Mian Jalal-ud-Din, C.J.

1. This is a petition under Section 561-A Cr. P.C. for quashing criminal proceedings pending in the court of the CJM, Anantnag,

2. Briefly speaking the facts of the case are that a complaint under Sections 420/506 RPC was lodged by the complainant-respondent in the court of C.J. M. Anantnag, alleging that truck No. 3691/JKP was sold to the petitioner by an agreement dated 20th July, 1978, and subsequently a general power of attorney was also given to the petitioner. The truck in question was delivered to the petitioner. According to the complainant the petitioner has paid Rs. 20,317/-while the cost of the truck was fixed at Rs. 91,000/-. The petitioner has not discharged his liability towards the bank and Has not liquidated the debt. The allegation made in the complaint is that the complainant respondent is a credulous man and he was made to believe to execute the agreement. In this way the accused petitioner practised fraud on him and made him to part with the truck.

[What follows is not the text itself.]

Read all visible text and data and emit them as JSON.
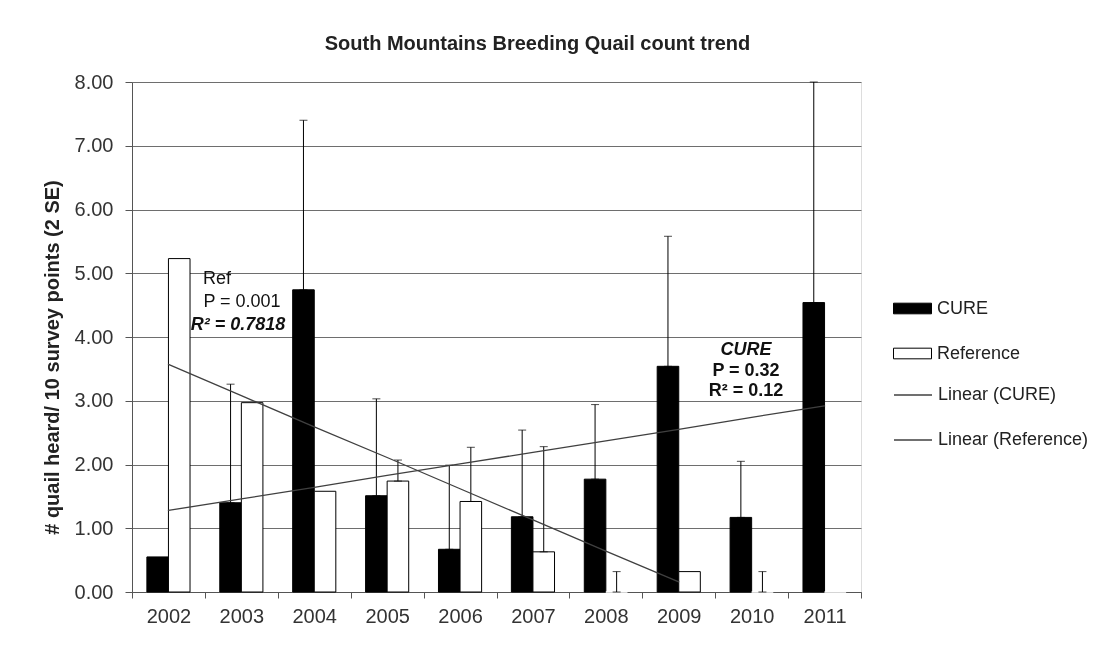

The learned Magistrate after recording the statement of the complainant directed the copy of the complaint be sent to the Police under Section 202 Cr. P.C. for investigation. Aggrieved by this order of the Magistrate, the accused petitioner has invoked the extraordinary powers of this Court under Section 561-A Cr. P.C.

3. I have heard the learned Counsel for the parties. On going through the complaint as also the statement of the complainant made before the C.J. M. I find that no offence whatsoever, under Section 420 RFC is disclosed either from the complaint or from the statement of the complaint. The transaction between the parties gives rise to a civil liability. It may be a breach of contract on the part of the petitioner, but surely it cannot give rise to any criminal liability, so as to justify the taking of criminal action against the accused-petitioner. Evidently the relations of the parties are governed by the contract. Breach of promise on the part of the petitioner may give rise to moral indignation. It may even amount to betrayal of trust but in no case does it amount to cheating as to bring the action of the petitioner accused within the four corners of Section 420 RPC. In this view of mine, I am supported by a number of decisions, to quote one AIR 1952 J and K 26. It would also be advantageous to reproduce the observations made by the Supreme Court in Trilok Singh v. Satya Deo Tripathi, reported in : 1980CriLJ822 . In that case, their Lordships had to deal with a case where the dispute between the parties related to the purchase of a truck by the complainant. A hire purchase agreement was entered into between the respondent and the Financial Corporation, the accused. The loan was payable in monthly instalments. According to the agreement on default of any instalment the Financier had the right to terminate the hire-purchase agreement and seize the truck. The complainant's case was that a form was got signed by him and that on default of the third instalment the truck was forcibly seized and removed by the appellant. A complaint was filed against the appellant alleging that certain offences as mentioned therein had been committed. The Magistrate issued process against the accused. It was held that the proceedings initiated were clearly an abuse of the process of the court. It was not a case where process ought to have been issued against the accused. On the well settled principles of law, it was a suitable case where criminal proceedings ought to have been quashed by the High Court in exercise of its inherent powers under Section 561-A Cr. P.C. It was further observed that the dispute between the parties was purely of a civil nature, even assuming the facts as disclosed in the complaint.

4. For all what has been stated above, I think that the initiation of criminal proceedings in the present case is not justified and is an abuse of the process of the court. I, therefore, in exercise of power under Section 561-A Cr. P.C. quash the proceedings. The truck seized by the Police shall be handed over to the person from whose possession it was seized.